Searching for smaller examples: We can in fact find ALL odd $N$ such that $\sigma(N)/N>4$ and $N \leq L$ where is $L$ is some search bound (in our case where the search bound is the above example, so we find all the examples below). The following algorithm written in Python 3 uses recursive search through feasible prime factorizations (this way we also get sigma calculated along the way for free), where most of the speedup is gained by pruning the search space whenever remaining primes would fail to satisfy the given conditions.

primes = [3, 5, 7, 11, 13, 17, 19, 23, 29, 31, 37, 41, 43, 47, 53, 59, 61, 67, 71, 73, 79, 83, 89, 97, 101, 103, 107,
          109, 113, 127, 131, 137, 139, 149, 151, 157, 163, 167, 173, 179, 181, 191, 193, 197, 199, 211, 223, 227, 229,
          233, 239, 241, 251, 257, 263, 269, 271, 277, 281, 283, 293, 307, 311, 313, 317, 331, 337, 347, 349, 353, 359,
          367, 373, 379, 383, 389, 397, 401, 409, 419, 421, 431, 433, 439, 443, 449, 457, 461, 463, 467, 479, 487, 491,
          499, 503, 509, 521, 523, 541]
L = 32210113769945735764350959616774191410125

min_primes_count = 22
max_primes_count = 24

# precompute conditions for checking whether to continue
# product of p/(p-1) of following k primes, used to rule out case where prod p/(p-1) > 4 cannot be reached
p_over_pm1_prod = [None] * (len(primes) - max_primes_count)
# product of p fo of following k primes, used to rule out case where prod p <= N cannot be reached
p_prod = [None] * (len(primes) - max_primes_count)
for idx in range(len(primes) - max_primes_count):
    p_over_pm1_prod[idx] = list()
    p_prod[idx] = list()

    prod = 1
    prod_p = 1
    for k in range(max_primes_count + 1):
        p_over_pm1_prod[idx].append(prod)
        p_prod[idx].append(prod_p)

        prod *= primes[idx + k] / (primes[idx + k] - 1)
        prod_p *= primes[idx + k]

total = []
for primes_count in range(min_primes_count, max_primes_count + 1):

    all = []

    # from_idx - from which index we want to continue recursion and evaluate additional powers
    # curr_prod - product of previous primes including their exponents, overall product <= N
    def check(from_idx, curr_prod, curr_sigma, remaining):
        if remaining == 0:
            if curr_sigma > 4 * curr_prod:  # necessary sigma(N)/N > 4
                all.append(curr_prod)
            return

        # prune if prod p/(p-1) > 4 is not possible
        if curr_sigma * p_over_pm1_prod[from_idx][remaining] < 4 * curr_prod:
            return

        # prune if prod p <= L is not possible
        if curr_prod * p_prod[from_idx][remaining] > L:
            return

        p = primes[from_idx]

        # e = 0
        check(from_idx + 1, curr_prod, curr_sigma, remaining)

        e = 1
        pe = p
        while curr_prod * pe <= L:
            check(from_idx + 1, curr_prod * pe, curr_sigma * (p * pe - 1) // (p - 1), remaining - 1)
            e += 1
            pe *= p

    check(0, 1, 1, primes_count)
    total += all

print(sorted(total))
print(len(total))

It searches between 22 and 24 distinct prime divisors due to the fact that there are none with 21 prime factors or more than 24 (can be checked by the same algorithm).

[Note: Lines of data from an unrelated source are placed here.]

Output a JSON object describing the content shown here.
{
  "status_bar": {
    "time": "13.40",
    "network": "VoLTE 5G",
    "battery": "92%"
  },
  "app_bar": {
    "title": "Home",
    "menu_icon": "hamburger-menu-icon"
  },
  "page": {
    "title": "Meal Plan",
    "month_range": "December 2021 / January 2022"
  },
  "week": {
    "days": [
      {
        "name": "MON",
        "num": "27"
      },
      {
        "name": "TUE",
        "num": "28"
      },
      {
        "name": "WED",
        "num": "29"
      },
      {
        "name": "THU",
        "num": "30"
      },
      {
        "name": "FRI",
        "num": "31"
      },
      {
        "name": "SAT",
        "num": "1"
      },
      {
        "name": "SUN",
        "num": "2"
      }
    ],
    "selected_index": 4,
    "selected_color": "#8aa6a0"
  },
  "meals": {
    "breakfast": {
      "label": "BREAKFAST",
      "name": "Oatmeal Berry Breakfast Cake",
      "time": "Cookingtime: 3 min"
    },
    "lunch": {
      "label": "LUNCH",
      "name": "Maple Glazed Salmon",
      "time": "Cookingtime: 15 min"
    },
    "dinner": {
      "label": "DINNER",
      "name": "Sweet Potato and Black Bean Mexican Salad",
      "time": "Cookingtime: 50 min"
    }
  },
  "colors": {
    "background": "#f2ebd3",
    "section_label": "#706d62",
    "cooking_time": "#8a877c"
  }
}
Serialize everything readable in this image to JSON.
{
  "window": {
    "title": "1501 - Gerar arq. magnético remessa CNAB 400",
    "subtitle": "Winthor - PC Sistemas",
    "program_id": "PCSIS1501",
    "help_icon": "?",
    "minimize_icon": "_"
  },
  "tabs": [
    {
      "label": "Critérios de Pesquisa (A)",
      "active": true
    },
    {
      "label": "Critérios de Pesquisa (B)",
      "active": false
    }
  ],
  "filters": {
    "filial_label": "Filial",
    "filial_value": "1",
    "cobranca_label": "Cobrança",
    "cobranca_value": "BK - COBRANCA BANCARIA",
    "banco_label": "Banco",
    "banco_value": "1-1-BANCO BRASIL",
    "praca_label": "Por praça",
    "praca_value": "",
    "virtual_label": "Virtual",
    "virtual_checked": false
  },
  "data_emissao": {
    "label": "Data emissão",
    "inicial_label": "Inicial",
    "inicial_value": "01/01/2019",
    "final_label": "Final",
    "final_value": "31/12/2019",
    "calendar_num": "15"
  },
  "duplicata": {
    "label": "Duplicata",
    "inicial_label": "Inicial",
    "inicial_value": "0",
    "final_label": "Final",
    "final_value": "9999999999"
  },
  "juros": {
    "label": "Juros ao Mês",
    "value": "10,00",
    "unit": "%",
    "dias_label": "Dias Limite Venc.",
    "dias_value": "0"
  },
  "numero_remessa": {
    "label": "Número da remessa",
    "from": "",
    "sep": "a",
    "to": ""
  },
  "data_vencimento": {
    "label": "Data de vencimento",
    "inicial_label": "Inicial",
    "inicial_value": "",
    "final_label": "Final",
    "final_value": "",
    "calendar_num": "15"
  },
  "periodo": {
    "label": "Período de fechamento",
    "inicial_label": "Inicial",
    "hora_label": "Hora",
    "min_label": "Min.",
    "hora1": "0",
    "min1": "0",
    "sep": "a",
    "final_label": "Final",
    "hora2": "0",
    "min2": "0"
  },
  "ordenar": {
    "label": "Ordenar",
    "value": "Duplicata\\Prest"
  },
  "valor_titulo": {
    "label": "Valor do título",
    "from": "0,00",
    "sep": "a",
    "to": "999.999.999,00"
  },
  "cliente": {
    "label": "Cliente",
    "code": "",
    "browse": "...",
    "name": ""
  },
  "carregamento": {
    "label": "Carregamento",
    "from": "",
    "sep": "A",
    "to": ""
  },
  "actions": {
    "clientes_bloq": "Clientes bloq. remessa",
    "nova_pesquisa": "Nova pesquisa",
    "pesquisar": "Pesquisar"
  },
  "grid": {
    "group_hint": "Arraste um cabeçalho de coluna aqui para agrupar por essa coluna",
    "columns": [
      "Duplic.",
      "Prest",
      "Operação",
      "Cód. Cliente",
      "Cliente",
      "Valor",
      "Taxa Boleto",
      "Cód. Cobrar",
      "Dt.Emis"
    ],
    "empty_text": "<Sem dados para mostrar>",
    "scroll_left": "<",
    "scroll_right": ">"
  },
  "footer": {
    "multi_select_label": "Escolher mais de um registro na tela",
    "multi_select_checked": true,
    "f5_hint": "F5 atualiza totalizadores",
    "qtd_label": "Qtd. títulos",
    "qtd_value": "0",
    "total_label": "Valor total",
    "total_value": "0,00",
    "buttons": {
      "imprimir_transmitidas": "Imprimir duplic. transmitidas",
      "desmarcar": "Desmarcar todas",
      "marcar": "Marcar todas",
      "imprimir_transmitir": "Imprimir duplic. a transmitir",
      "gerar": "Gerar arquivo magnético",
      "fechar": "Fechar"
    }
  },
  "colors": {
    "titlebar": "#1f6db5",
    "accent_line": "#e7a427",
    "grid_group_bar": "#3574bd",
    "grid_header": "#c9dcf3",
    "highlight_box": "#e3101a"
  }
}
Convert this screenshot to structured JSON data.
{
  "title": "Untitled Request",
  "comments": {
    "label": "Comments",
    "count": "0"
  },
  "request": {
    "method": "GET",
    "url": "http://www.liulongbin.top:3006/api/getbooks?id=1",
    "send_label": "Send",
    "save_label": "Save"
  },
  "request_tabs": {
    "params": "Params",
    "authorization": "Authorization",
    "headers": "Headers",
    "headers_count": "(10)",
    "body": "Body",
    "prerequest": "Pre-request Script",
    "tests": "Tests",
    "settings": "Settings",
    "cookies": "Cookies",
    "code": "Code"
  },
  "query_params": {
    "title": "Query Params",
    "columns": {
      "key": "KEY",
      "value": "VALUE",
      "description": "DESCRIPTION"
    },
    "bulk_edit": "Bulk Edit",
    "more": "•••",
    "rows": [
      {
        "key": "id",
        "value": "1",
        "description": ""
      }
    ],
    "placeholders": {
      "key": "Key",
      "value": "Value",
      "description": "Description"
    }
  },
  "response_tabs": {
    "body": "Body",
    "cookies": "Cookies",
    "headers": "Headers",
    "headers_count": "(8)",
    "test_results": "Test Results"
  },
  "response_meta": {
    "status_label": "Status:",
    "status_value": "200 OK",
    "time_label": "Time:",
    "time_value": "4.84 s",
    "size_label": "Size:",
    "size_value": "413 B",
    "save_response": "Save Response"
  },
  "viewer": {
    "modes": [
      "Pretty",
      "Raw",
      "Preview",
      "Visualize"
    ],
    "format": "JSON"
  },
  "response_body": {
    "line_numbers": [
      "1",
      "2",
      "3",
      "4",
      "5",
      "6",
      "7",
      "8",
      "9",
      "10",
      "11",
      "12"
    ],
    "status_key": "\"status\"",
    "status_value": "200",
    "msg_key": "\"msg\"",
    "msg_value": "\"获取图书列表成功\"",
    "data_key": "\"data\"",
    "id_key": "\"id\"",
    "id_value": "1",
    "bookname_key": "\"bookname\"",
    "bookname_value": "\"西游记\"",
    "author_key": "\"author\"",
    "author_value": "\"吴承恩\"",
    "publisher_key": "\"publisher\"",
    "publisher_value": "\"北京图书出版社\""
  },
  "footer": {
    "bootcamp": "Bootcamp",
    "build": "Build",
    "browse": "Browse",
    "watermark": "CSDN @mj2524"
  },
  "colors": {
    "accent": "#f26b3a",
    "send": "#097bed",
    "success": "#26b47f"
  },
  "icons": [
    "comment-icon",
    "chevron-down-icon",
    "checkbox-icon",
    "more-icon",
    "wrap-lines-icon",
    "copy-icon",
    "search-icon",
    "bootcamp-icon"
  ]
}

On my PC it ran for about 100ms and got $143$ candidates with $\sigma(N)/N > 4$, first few of them being \begin{equation} 1853070540093840001956842537745897243375,\\ 4323831260218960004565965921407093567875,\\ 5446904314821287278479203823071273715375,\\ 5559211620281520005870527613237691730125,\\ 5671518925741752733261851403404109744875,\\ \dots \end{equation}

Checking all these (we could still use Python and sympy perhaps, but I just put the list into Maple and checked there), finally, we find that $87$ values out of the $143$ candidates satisfy the given condition $\sigma(N)>\sigma(4N+1)$, the smallest $10$ are: \begin{equation} 5446904314821287278479203823071273715375,\\ 5671518925741752733261851403404109744875,\\ 6308768243240826074077789763337155783625,\\ 6433694347067377085445666788353733125875,\\ 8029972340406640008479650996898888054625,\\ 9112665240236748773667918547042558354125,\\ 9265352700469200009784212688729486216875,\\ 9293114056875100234532629805399836737375,\\ 9384425506258362419548507791556531822875,\\ 9654011690151803156262052322114393503875,\\ \dots \end{equation}

(The previously found example is thus the $87$-th smallest).